Wirtschaftsumfeld | Mexiko | Investitionsklima
Nearshoring bringt Mexiko neue Investitionsrekorde
Ein Förderpaket soll den Investitionsschwung auch 2024 erhalten. Doch werden mancherorts Fachkräfte und Industrieflächen knapp, können Probleme mit Strom und Wasser auftauchen.
15.04.2024
Von Björn Lisker | Mexiko-Stadt
Der Nearshoring-Boom beschert Mexiko einen kräftigen Investitionszufluss. Nach vorläufigen Angaben des mexikanischen Wirtschaftsministeriums beliefen sich die ausländischen Direktinvestitionen 2023 auf gut 36 Milliarden US$. Das war ein neuer Spitzenwert.
Besonders ausländische Unternehmen, die bereits in Mexiko aktiv sind, bauen aktuell ihre Kapazitäten aus. Drei Viertel der Direktinvestitionssumme waren Reinvestitionen, 13 Prozent entfielen auf Transaktionen innerhalb der Konzerngruppen, nur 13 Prozent waren Neuinvestitionen.
USA wichtigster Investor
Wichtigste Ursprungsländer des Geldflusses waren der Regierung zufolge 2023 die USA (13,6 Milliarden US$), Spanien (3,8 Milliarden US$) und Kanada (3,5 Milliarden US$), vor Japan (2,9 Milliarden US$).
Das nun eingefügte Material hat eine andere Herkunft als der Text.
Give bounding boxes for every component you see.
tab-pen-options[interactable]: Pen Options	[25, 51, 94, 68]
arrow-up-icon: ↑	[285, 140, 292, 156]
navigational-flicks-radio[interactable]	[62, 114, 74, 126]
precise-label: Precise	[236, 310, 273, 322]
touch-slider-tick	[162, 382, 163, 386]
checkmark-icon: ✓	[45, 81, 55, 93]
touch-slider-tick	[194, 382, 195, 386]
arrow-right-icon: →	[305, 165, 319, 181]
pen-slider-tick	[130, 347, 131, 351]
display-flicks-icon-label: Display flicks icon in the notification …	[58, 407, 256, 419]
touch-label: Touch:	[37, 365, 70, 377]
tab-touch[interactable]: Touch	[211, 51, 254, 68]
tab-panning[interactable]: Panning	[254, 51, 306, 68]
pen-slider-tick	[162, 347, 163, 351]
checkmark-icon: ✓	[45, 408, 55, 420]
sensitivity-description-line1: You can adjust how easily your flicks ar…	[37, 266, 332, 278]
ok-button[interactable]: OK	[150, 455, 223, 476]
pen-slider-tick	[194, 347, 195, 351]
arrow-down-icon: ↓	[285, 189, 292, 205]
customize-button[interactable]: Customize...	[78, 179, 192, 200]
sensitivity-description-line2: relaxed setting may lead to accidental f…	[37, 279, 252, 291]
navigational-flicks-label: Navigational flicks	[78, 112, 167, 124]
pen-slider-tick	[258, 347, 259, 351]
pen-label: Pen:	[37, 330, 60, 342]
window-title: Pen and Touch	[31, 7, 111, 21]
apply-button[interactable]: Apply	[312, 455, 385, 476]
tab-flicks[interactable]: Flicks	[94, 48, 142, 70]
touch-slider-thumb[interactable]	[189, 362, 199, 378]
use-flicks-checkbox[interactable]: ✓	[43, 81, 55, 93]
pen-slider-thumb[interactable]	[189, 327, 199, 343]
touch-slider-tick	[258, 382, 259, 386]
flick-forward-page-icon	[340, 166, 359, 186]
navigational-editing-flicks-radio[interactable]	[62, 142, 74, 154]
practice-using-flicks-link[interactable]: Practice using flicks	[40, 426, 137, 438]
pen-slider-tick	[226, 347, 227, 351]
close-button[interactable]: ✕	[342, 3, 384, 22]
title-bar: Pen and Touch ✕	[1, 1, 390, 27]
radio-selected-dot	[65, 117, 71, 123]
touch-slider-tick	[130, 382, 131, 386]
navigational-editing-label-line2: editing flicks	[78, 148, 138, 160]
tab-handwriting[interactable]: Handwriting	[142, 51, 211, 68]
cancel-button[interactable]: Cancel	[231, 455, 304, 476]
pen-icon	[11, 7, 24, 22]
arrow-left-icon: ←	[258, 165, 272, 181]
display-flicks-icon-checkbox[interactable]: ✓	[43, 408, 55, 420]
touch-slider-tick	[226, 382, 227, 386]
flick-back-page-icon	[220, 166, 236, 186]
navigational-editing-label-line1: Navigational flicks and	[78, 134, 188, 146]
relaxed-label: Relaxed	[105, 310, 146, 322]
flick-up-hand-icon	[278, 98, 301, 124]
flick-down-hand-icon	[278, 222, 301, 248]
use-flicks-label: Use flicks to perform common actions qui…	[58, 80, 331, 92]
Deutschland kam an 5. Stelle mit direkt investierten 2,4 Milliarden US$. Künftig eine wichtigere Rolle spielen dürfte China, denn chinesische Unternehmen investieren aktuell kräftig im Land. Mit dem Aufbau einer Produktion in Mexiko wollen sie nicht nur ihre Lieferketten stärken, sondern auch im Fall weiterer geopolitischer Spannungen besser positioniert sein. Sollte Washington Wirtschaftssanktionen gegen China verhängen, könnten die chinesischen Betriebe mit Präsenz in Mexiko weiterhin zollfrei in die USA liefern, so das Kalkül.
Die Hälfte der ausländischen Direktinvestitionen entfiel 2023 auf die verarbeitende Industrie, ein Fünftel auf den Finanzsektor und ein Zehntel auf den Bergbau. Dabei bündelten fünf Regionen fast 60 Prozent des Geldzuflusses: Mexiko-Stadt (31 Prozent) und ziemlich gleichmäßig verteilt mit zwischen 5 und 7 Prozent die Bundesstaaten Sonora, Nuevo León, Jalisco und Chihuahua.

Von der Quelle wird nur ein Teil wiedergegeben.